Gabriel Pernau

En bici por Marruecos, Argelia, Túnez, Egipto, Jordania, Israel, Palestina, Siria, Líbano y Turquía

LÍBANO. Un balcón sobre el mar


FRONTERA DE LÍBANO-BEIRUT, 55 km (bici)
Con un nuevo visado en el pasaporte, me lanzo cuesta abajo por unas largas rectas, y en un periquete llego al fondo del fértil valle de Bekáa. Los árboles de ribera son altos y frondosos, y cultivos de cereales, legumbres y frutales ocupan todo el suelo existente en una franja de terreno, prolongación natural de la gran brecha del Jordán y del Mar Muerto, que atraviesa el país de sur a norte.
Líbano es uno de los países con más densidad de población del planeta. En una superficie equivalente a Navarra viven, según los últimos y desfasados censos, más de tres millones y medio de personas, de modo que por todas partes ves pueblos, negocios y coches, a menudo conducidos por verdaderos energúmenos.
La sociedad es, con diferencia, la más laica de todo el viaje, y su diversidad religiosa, incluso mayor que en Siria. Aunque la convivencia es a menudo dificultosa, ningún colectivo ha conseguido, hasta ahora, imponerse sobre los demás.
En Barr Ilyas, todos los restaurantes están abiertos. Como ensalada con abundante cebolla, una picante sopa de judías negras y garbanzos y un bocadillo de pollo hecho con finísimo pan, junto a una joven pareja musulmana a quien el Ramadán parece traer sin cuidado.
Sin tiempo para hacer la digestión, comienza la prueba más dura del día. La subida al Monte Líbano es en tensión, por una ruta estrecha por la que los vehículos me pasan rozando. Los camiones van tan lentos que, al adelantarme uno, alargo el brazo y me agarro a la cadena que cuelga del volquete trasero de uno de ellos. El acompañante me da ánimos desde la ventanilla, hasta que el vehículo me cierra el paso en una curva y me tengo que soltar. Me duele la espalda, además, justo en el sitio donde el masajista de Damasco me clavó la rodilla.
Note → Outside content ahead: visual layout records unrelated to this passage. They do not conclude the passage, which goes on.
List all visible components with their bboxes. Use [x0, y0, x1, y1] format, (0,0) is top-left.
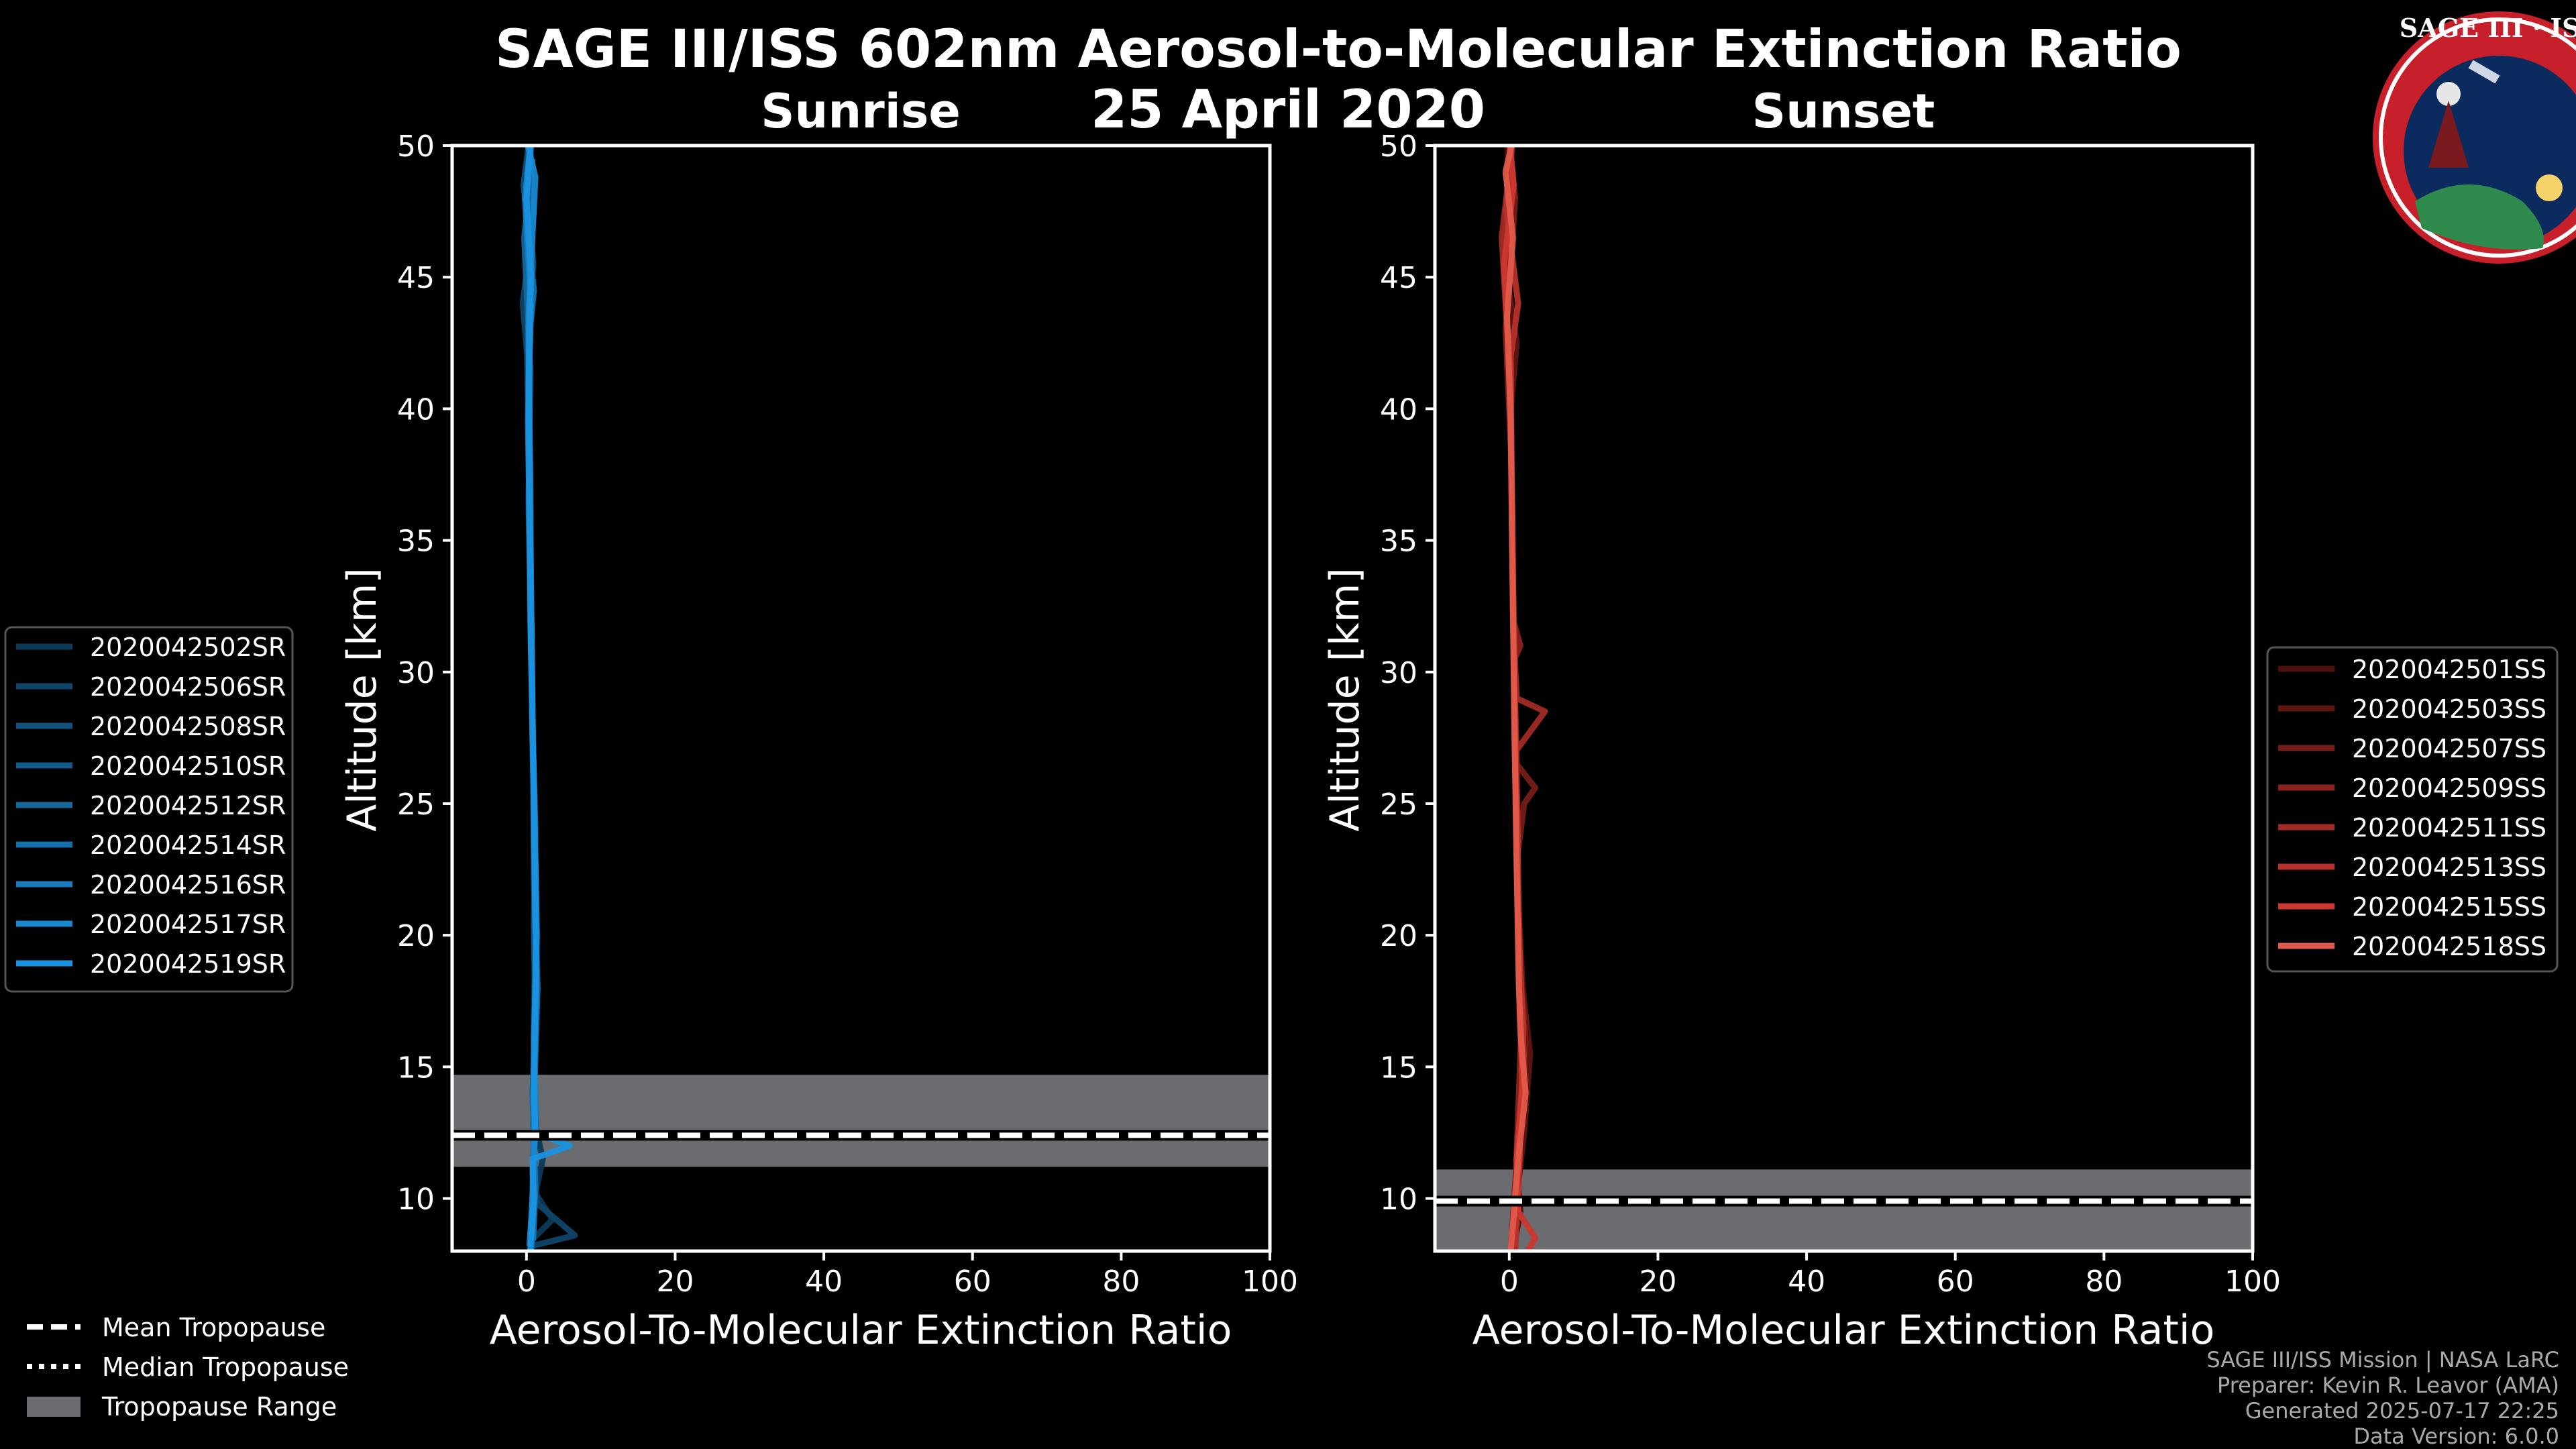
- footer: SAGE III/ISS Mission | NASA LaRC Prepare…: [2206, 1347, 2559, 1449]
- sunset-x-tick-label: 0: [1500, 1265, 1519, 1299]
- sunrise-plot: 0 20 40 60 80 100 10 15 20 25 30 35 40 45 50: [397, 129, 1298, 1299]
- footer-generated: Generated 2025-07-17 22:25: [2245, 1398, 2559, 1424]
- sunrise-y-tick-label: 50: [397, 129, 435, 164]
- sunset-y-tick-label: 35: [1380, 525, 1417, 559]
- logo-moon: [2436, 82, 2461, 106]
- tropopause-range-swatch: [27, 1397, 80, 1417]
- sunset-y-tick-label: 10: [1380, 1183, 1417, 1217]
- legend-label-2020042516SR: 2020042516SR: [90, 870, 286, 900]
- sunrise-y-tick-label: 45: [397, 261, 435, 295]
- legend-label-2020042510SR: 2020042510SR: [90, 751, 286, 781]
- sunset-y-tick-label: 40: [1380, 392, 1417, 427]
- sunrise-x-tick-label: 20: [656, 1265, 694, 1299]
- sunset-panel-title: Sunset: [1752, 84, 1935, 139]
- legend-label-2020042519SR: 2020042519SR: [90, 949, 286, 979]
- legend-label-2020042514SR: 2020042514SR: [90, 830, 286, 860]
- sunset-x-tick-label: 60: [1937, 1265, 1974, 1299]
- sunset-legend: 2020042501SS 2020042503SS 2020042507SS 2020…: [2266, 646, 2559, 973]
- legend-label-2020042508SR: 2020042508SR: [90, 712, 286, 741]
- sunset-y-tick-label: 25: [1380, 788, 1417, 822]
- legend-label-2020042501SS: 2020042501SS: [2352, 655, 2546, 684]
- logo-title: SAGE III · ISS: [2400, 13, 2576, 43]
- sunrise-y-tick-label: 30: [397, 656, 435, 690]
- sunset-y-tick-label: 50: [1380, 129, 1417, 164]
- logo-sun: [2536, 174, 2563, 201]
- legend-label-2020042513SS: 2020042513SS: [2352, 853, 2546, 882]
- legend-label-2020042515SS: 2020042515SS: [2352, 892, 2546, 922]
- logo-figure: [2428, 101, 2469, 168]
- sunset-y-tick-label: 45: [1380, 261, 1417, 295]
- sunrise-x-tick-label: 60: [954, 1265, 991, 1299]
- legend-label-2020042509SS: 2020042509SS: [2352, 773, 2546, 803]
- logo-iss: [2468, 60, 2500, 84]
- sunset-plot-area: [1435, 146, 2253, 1251]
- sunrise-tropopause-range: [452, 1075, 1270, 1167]
- sunset-x-tick-label: 40: [1788, 1265, 1825, 1299]
- sunset-y-axis-label: Altitude [km]: [1322, 568, 1368, 832]
- legend-label-2020042511SS: 2020042511SS: [2352, 813, 2546, 843]
- sunset-y-tick-label: 15: [1380, 1051, 1417, 1085]
- tropopause-legend: Mean Tropopause Median Tropopause Tropop…: [27, 1313, 349, 1421]
- footer-mission: SAGE III/ISS Mission | NASA LaRC: [2206, 1347, 2559, 1373]
- sunset-legend-frame: [2266, 646, 2559, 973]
- sunset-x-tick-label: 20: [1639, 1265, 1676, 1299]
- sunset-y-tick-label: 20: [1380, 919, 1417, 953]
- sunset-x-tick-label: 80: [2085, 1265, 2123, 1299]
- sunrise-x-tick-label: 80: [1102, 1265, 1140, 1299]
- figure-title: SAGE III/ISS 602nm Aerosol-to-Molecular …: [495, 19, 2182, 80]
- legend-label-2020042517SR: 2020042517SR: [90, 910, 286, 939]
- legend-label-2020042518SS: 2020042518SS: [2352, 932, 2546, 961]
- logo-ring-stroke: [2379, 17, 2576, 258]
- sunset-plot-frame: [1433, 144, 2255, 1253]
- tropopause-range-label: Tropopause Range: [101, 1392, 337, 1421]
- logo-earth-land: [2415, 184, 2544, 250]
- sunset-plot: 0 20 40 60 80 100 10 15 20 25 30 35 40 45 50: [1380, 129, 2281, 1299]
- sage-iii-iss-logo: SAGE III · ISS: [2373, 11, 2576, 264]
- sunrise-x-tick-label: 40: [805, 1265, 843, 1299]
- sunrise-x-tick-label: 100: [1242, 1265, 1298, 1299]
- mean-tropopause-label: Mean Tropopause: [102, 1313, 325, 1342]
- sunrise-y-tick-label: 15: [397, 1051, 435, 1085]
- sunrise-y-tick-label: 10: [397, 1183, 435, 1217]
- footer-version: Data Version: 6.0.0: [2353, 1424, 2559, 1449]
- figure-date: 25 April 2020: [1091, 80, 1485, 140]
- sunset-y-tick-label: 30: [1380, 656, 1417, 690]
- series-line-2020042518SS: [1502, 146, 1529, 1251]
- sunrise-plot-frame: [450, 144, 1272, 1253]
- legend-label-2020042506SR: 2020042506SR: [90, 672, 286, 702]
- median-tropopause-label: Median Tropopause: [102, 1352, 349, 1382]
- sunrise-x-tick-label: 0: [517, 1265, 536, 1299]
- sunrise-x-axis-label: Aerosol-To-Molecular Extinction Ratio: [490, 1307, 1232, 1354]
- sunrise-panel-title: Sunrise: [761, 84, 961, 139]
- sunrise-y-tick-label: 20: [397, 919, 435, 953]
- sunrise-y-tick-label: 25: [397, 788, 435, 822]
- sunrise-legend-frame: [4, 626, 294, 993]
- footer-preparer: Preparer: Kevin R. Leavor (AMA): [2217, 1373, 2559, 1398]
- legend-label-2020042502SR: 2020042502SR: [90, 633, 286, 662]
- sunrise-legend: 2020042502SR 2020042506SR 2020042508SR 2020…: [4, 626, 294, 993]
- legend-label-2020042512SR: 2020042512SR: [90, 791, 286, 820]
- sunset-x-tick-label: 100: [2224, 1265, 2281, 1299]
- series-line-2020042519SR: [523, 146, 573, 1251]
- sunset-x-axis-label: Aerosol-To-Molecular Extinction Ratio: [1472, 1307, 2215, 1354]
- sunrise-y-tick-label: 35: [397, 525, 435, 559]
- sunrise-plot-area: [452, 146, 1270, 1251]
- sunrise-y-axis-label: Altitude [km]: [339, 568, 386, 832]
- sunrise-y-tick-label: 40: [397, 392, 435, 427]
- legend-label-2020042507SS: 2020042507SS: [2352, 734, 2546, 763]
- legend-label-2020042503SS: 2020042503SS: [2352, 694, 2546, 724]
- sunset-tropopause-range: [1435, 1169, 2253, 1251]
Y la subida se alarga. El puerto no se encuentra a mil trescientos metros, como preveía, sino bastante más arriba. Llego arriba sin forzar, y el único espacio que encuentro para detenerme es el camino a un campamento militar por el que suben dos soldados cargados con un gran depósito de agua.
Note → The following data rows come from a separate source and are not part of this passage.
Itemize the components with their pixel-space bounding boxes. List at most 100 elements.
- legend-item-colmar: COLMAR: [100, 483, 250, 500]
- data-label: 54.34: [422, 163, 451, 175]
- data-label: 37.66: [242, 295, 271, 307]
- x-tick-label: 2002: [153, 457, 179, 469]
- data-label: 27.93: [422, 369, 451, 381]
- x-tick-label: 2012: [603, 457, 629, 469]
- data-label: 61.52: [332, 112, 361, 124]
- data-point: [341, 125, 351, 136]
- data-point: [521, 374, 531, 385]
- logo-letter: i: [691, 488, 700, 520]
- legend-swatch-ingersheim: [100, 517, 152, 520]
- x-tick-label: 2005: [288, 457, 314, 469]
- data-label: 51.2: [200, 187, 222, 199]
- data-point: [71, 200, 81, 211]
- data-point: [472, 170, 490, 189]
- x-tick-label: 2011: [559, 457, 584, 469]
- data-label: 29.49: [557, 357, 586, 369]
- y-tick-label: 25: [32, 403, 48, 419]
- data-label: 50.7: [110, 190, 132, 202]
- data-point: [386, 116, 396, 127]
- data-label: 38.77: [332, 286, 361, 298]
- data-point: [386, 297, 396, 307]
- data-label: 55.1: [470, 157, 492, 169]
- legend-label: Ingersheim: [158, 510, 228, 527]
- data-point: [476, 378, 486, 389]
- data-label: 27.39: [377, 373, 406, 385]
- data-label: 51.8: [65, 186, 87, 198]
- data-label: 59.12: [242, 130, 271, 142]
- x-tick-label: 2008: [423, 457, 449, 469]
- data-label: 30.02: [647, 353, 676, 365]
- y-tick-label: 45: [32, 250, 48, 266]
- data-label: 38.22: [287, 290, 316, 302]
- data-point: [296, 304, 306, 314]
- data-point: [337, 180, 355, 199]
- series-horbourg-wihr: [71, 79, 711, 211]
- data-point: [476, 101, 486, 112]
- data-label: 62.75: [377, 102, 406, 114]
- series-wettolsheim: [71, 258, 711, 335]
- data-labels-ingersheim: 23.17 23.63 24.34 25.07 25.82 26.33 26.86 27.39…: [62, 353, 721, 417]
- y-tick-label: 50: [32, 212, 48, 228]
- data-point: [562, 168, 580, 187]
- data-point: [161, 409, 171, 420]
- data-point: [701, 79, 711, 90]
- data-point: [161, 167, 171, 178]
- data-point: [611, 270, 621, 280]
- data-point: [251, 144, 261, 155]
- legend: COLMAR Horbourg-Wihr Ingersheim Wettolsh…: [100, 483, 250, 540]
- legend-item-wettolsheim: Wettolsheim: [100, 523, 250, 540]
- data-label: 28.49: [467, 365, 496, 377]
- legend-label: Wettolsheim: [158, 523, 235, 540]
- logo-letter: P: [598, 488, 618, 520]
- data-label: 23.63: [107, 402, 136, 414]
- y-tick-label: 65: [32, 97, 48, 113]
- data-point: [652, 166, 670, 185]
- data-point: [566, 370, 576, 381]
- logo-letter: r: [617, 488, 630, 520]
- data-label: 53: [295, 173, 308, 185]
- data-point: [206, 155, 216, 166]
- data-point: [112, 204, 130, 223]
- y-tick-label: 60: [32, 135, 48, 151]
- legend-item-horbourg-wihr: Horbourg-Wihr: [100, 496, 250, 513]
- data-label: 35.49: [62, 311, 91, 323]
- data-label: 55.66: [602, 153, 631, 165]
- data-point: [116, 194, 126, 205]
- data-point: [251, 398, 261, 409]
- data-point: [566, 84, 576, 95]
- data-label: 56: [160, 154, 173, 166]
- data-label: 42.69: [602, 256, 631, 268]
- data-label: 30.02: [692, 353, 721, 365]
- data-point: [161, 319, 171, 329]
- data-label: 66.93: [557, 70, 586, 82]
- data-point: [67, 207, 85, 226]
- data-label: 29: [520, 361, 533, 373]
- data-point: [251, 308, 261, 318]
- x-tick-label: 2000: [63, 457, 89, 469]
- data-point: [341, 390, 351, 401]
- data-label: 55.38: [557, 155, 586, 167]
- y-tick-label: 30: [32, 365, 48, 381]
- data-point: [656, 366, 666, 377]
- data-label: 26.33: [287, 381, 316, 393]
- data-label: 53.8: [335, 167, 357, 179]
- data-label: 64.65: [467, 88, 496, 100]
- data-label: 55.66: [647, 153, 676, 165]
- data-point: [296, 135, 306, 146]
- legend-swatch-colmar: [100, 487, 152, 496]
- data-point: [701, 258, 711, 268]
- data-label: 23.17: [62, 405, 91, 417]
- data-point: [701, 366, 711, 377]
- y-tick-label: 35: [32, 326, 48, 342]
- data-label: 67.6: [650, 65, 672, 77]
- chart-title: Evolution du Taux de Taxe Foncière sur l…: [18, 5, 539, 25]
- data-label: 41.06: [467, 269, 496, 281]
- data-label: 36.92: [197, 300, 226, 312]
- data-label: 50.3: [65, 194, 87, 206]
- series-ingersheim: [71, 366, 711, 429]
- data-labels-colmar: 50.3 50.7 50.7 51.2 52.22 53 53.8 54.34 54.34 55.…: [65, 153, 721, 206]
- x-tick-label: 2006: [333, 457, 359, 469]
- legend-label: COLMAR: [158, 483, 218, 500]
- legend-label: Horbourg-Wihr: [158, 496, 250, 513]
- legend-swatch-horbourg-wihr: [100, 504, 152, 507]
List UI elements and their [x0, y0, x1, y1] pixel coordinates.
A partir de aquí, comienza un descenso de locura, lo nunca visto, algo excepcional. La carretera se precipita literalmente sobre el Mediterráneo. En veinticinco kilómetros pasaré de mil quinientos metros de altura al nivel del mar. La carretera se desploma por laderas con un desnivel vertiginoso, se retuerce como una serpiente en cerradas paellas de pavimento granulado antes de volver a caer en el abismo. Bajo aferrado al manillar, frenando sin cesar, adelantando a camiones y a convoyes militares que, para no quemar los frenos, circulan en primera velocidad.
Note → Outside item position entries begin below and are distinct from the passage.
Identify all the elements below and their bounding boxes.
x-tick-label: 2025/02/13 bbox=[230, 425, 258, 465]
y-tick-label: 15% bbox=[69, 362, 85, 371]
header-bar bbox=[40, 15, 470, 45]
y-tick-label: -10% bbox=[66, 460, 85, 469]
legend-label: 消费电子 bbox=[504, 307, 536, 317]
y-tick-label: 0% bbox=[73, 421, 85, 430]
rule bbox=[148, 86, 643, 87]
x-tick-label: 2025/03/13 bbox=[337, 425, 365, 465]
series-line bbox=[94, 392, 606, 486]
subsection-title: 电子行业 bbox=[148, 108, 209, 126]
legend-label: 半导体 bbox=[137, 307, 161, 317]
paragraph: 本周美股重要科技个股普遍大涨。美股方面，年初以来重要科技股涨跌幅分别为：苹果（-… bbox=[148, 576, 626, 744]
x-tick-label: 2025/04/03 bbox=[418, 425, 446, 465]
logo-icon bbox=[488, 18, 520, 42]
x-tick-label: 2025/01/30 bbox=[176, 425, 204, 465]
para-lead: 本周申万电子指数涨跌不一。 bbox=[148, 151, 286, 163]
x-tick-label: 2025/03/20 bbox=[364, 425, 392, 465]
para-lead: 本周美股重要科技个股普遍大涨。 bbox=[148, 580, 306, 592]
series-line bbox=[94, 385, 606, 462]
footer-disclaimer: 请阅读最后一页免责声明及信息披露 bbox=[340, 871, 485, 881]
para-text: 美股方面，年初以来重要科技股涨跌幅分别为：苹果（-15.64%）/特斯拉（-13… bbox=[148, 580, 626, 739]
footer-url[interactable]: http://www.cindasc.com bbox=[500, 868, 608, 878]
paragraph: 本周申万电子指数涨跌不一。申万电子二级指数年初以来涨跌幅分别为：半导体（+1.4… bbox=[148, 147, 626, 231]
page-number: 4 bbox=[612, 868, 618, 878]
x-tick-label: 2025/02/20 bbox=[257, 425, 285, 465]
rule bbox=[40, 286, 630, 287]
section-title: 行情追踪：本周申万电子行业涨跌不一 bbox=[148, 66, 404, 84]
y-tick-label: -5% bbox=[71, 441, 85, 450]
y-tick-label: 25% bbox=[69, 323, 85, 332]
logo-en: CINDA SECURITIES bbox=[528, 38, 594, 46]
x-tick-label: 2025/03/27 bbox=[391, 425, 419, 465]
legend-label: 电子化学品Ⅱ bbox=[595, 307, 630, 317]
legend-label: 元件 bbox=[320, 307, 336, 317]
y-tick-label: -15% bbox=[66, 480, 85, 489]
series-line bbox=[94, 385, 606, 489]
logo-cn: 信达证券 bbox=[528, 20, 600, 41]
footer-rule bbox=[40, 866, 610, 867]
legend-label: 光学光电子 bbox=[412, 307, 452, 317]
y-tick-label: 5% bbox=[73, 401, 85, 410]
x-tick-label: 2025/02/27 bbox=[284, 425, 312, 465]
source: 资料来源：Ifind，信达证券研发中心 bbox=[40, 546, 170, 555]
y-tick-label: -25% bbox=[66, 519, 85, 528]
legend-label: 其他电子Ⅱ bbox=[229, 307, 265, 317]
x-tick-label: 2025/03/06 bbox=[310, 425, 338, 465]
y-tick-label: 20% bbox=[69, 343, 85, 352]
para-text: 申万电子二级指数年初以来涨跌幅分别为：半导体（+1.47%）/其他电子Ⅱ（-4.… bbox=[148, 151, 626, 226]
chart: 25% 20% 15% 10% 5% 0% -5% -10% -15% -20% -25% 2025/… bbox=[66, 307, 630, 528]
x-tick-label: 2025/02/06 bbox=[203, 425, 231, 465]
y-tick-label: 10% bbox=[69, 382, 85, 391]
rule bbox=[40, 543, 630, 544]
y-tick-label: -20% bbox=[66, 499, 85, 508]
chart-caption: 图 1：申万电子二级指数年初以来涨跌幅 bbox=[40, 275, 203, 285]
La costa es visible ya. No aparece en el horizonte sino abajo, sólo levantando un poco la vista; tan pronunciada es la pendiente. La aridez de esta mañana no es ya más que un recuerdo lejano. Adiós a los yermos y a las montañas onduladas. Bienvenidas las crestas cortadas a cuchillo y los frondosos bosques de pinos. El cambio del paisaje es tan radical que, en lugar de los cien kilómetros que llevo recorridos desde que salí de Damasco, parece que haya hecho mil.
Los pueblos se suceden uno detrás del otro, en este empinado y verde balcón litoral. Aquí hay un templo con cúpulas plateadas que resulta ser una iglesia; allá un templo ultramoderno que acaba siendo una mezquita. Un aire húmedo impregna el ambiente. Pequeños cúmulos de algodón certifican la cercanía del mar.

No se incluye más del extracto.